Le PDG de JPMorgan, Jamie Dimon, voit des “nuages ​​​​d’orage” à venir pour l’économie américaine

Jamie Dimon, président et chef de la direction de JPMorgan Chase & Co., écoute lors d’une table ronde d’affaires sur le sommet de l’innovation des PDG à Washington, DC, le 13 décembre 2019. 6, 2018.

André Harrer | Bloomberg | Getty Images

Le risque que la Réserve fédérale fasse accidentellement basculer l’économie américaine dans la récession alors qu’elle lutte contre l’inflation augmente, selon le PDG de JPMorgan Chase, Jamie Dimon.

Le PDG de la plus grande banque américaine en termes d’actifs a déclaré mercredi que la croissance économique se poursuivrait au moins au cours des deuxième et troisième trimestres de cette année, alimentée par les consommateurs et les entreprises qui regorgent de liquidités et remboursent leurs dettes à temps.

“Après cela, c’est difficile à prévoir. Vous avez deux autres facteurs compensateurs très importants dont vous êtes tous parfaitement conscients”, a déclaré Dimon aux analystes, citant l’inflation et le resserrement quantitatif, ou le renversement des politiques d’achat d’obligations de la Fed. “Vous n’avez jamais vu cela auparavant. Je signale simplement que ce sont des nuages ​​​​d’orage à l’horizon qui peuvent disparaître, peut-être pas.”

Les remarques de Dimon montrent à quelle vitesse des événements majeurs peuvent changer le paysage économique. Il y a un an, il a déclaré que les États-Unis connaissaient un “moment Boucle d’or” économique de forte croissance associée à une inflation gérable qui pourrait durer jusqu’en 2023. Mais une inflation obstinément élevée et une foule d’impacts possibles de l’invasion russe de l’Ukraine ont assombri cette image.

Les risques se sont révélés mercredi, lorsque JPMorgan a affiché une baisse de 42% de ses bénéfices par rapport à l’année précédente en raison de l’augmentation des coûts des créances douteuses et des bouleversements du marché causés par la guerre en Ukraine.

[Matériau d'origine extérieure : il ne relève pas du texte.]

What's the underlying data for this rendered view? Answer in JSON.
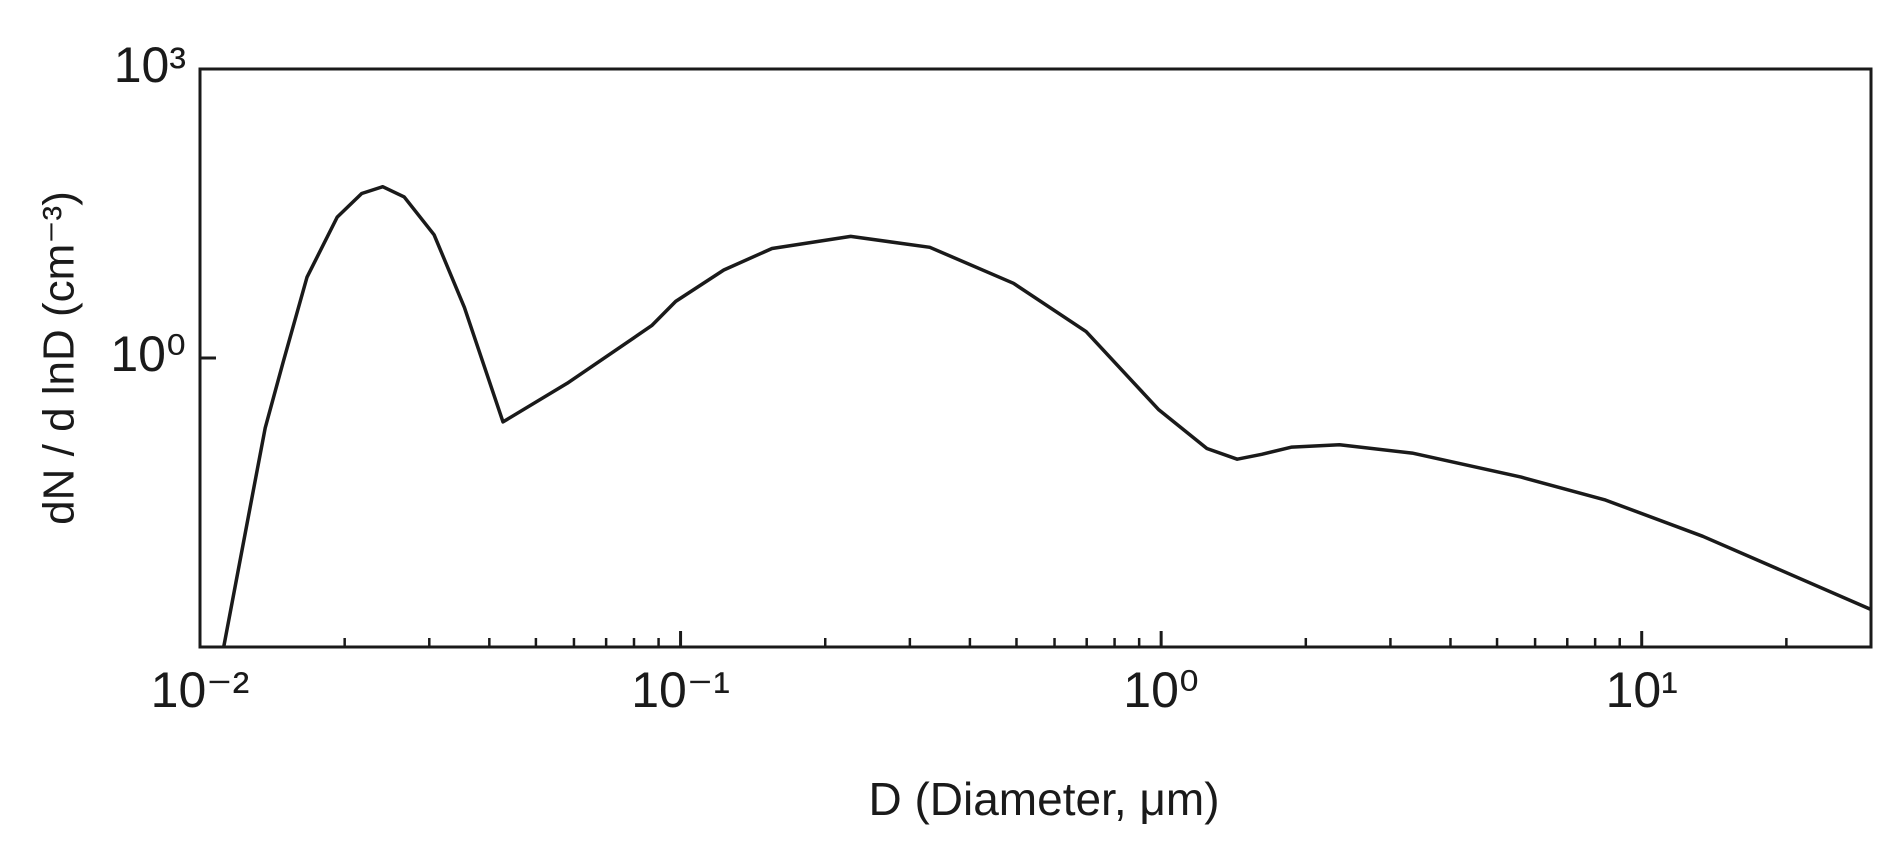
{
  "chart_data": {
    "type": "line",
    "xlabel": "D (Diameter, μm)",
    "ylabel": "dN / d lnD (cm⁻³)",
    "xscale": "log",
    "yscale": "log",
    "xlim": [
      0.01,
      30
    ],
    "ylim": [
      0.001,
      1000
    ],
    "xticks": [
      {
        "value": 0.01,
        "label": "10⁻²"
      },
      {
        "value": 0.1,
        "label": "10⁻¹"
      },
      {
        "value": 1,
        "label": "10⁰"
      },
      {
        "value": 10,
        "label": "10¹"
      }
    ],
    "xminorticks": [
      0.02,
      0.03,
      0.04,
      0.05,
      0.06,
      0.07,
      0.08,
      0.09,
      0.2,
      0.3,
      0.4,
      0.5,
      0.6,
      0.7,
      0.8,
      0.9,
      2,
      3,
      4,
      5,
      6,
      7,
      8,
      9,
      20
    ],
    "yticks": [
      {
        "value": 1,
        "label": "10⁰"
      },
      {
        "value": 1000,
        "label": "10³"
      }
    ],
    "series": [
      {
        "color": "#1a1a1a",
        "x": [
          0.0112,
          0.0127,
          0.01367,
          0.0149,
          0.0167,
          0.0193,
          0.0217,
          0.024,
          0.0266,
          0.0307,
          0.0355,
          0.0427,
          0.0581,
          0.0871,
          0.0977,
          0.123,
          0.155,
          0.226,
          0.33,
          0.493,
          0.698,
          0.989,
          1.245,
          1.44,
          1.62,
          1.87,
          2.35,
          3.33,
          5.61,
          8.41,
          13.4,
          30
        ],
        "values": [
          0.001,
          0.0274,
          0.188,
          0.91,
          6.9,
          29,
          51,
          60,
          47,
          19,
          3.35,
          0.217,
          0.546,
          2.17,
          3.87,
          8.2,
          13.7,
          18.3,
          14.1,
          5.96,
          1.88,
          0.29,
          0.115,
          0.089,
          0.1,
          0.119,
          0.126,
          0.103,
          0.058,
          0.0335,
          0.0141,
          0.00245
        ]
      }
    ]
  }
}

Plus précisément, la banque a pris une charge de 902 millions de dollars pour constituer des réserves pour pertes sur prêts, un renversement brutal par rapport à il y a un an, lorsqu’elle avait libéré 5,2 milliards de dollars de réserves.

JPMorgan a pris la décision – inhabituelle car les dirigeants ont déclaré que les emprunteurs de tous les niveaux de revenu payaient toujours leurs factures – alors que les risques d’une récession “induite par la Fed” augmentaient, selon le directeur financier Jeremy Barnum. Dans le passé, la Fed a relevé ses taux au point que l’économie américaine se contracte. Le mois dernier, la Fed a relevé son taux de référence et a déclaré que des augmentations pourraient survenir à chacune des six réunions restantes cette année.

Les valeurs bancaires ont été martelées cette année, malgré la hausse des taux d’intérêt, qui tend à améliorer leurs marges de crédit. En effet, certaines parties de la courbe des taux se sont aplaties et même inversées cette année, ce qui est une indication très surveillée d’une éventuelle récession à l’avenir.

Les dirigeants de JPMorgan ont clairement indiqué qu’ils ne prévoyaient pas de récession ; mais cette inflation élevée, exacerbée par les impacts de la guerre en Ukraine et de Covid, ainsi que les actions de la Fed l’ont rendue plus probable qu’auparavant. Les gestionnaires doivent étudier une variété de scénarios hypothétiques pondérés par les probabilités pour juger de la quantité de réserves à mettre de côté.

“Ce sont des forces très puissantes et ces choses vont entrer en collision à un moment donné, probablement l’année prochaine”, a déclaré Dimon lors d’une conférence téléphonique avec les médias. “Et personne ne sait réellement ce qui va se passer, donc je ne prédis pas une récession. Mais vous savez, est-ce possible ? Absolument.”

Dans le cas où une récession se développerait, la banque “devrait mettre beaucoup plus” pour les réserves pour pertes sur prêts, a déclaré Dimon aux journalistes. Les actions de JPMorgan ont chuté de 3,4 % mercredi et ont atteint à un moment donné un creux de 52 semaines.

“Les guerres ont des résultats imprévisibles, vous l’avez déjà vu sur les marchés pétroliers. Les marchés pétroliers sont précaires”, a déclaré Dimon. “J’espère que toutes ces choses disparaîtront et s’en iront; nous avons un atterrissage en douceur et la guerre est résolue, d’accord. Je ne parierais tout simplement pas sur tout cela.”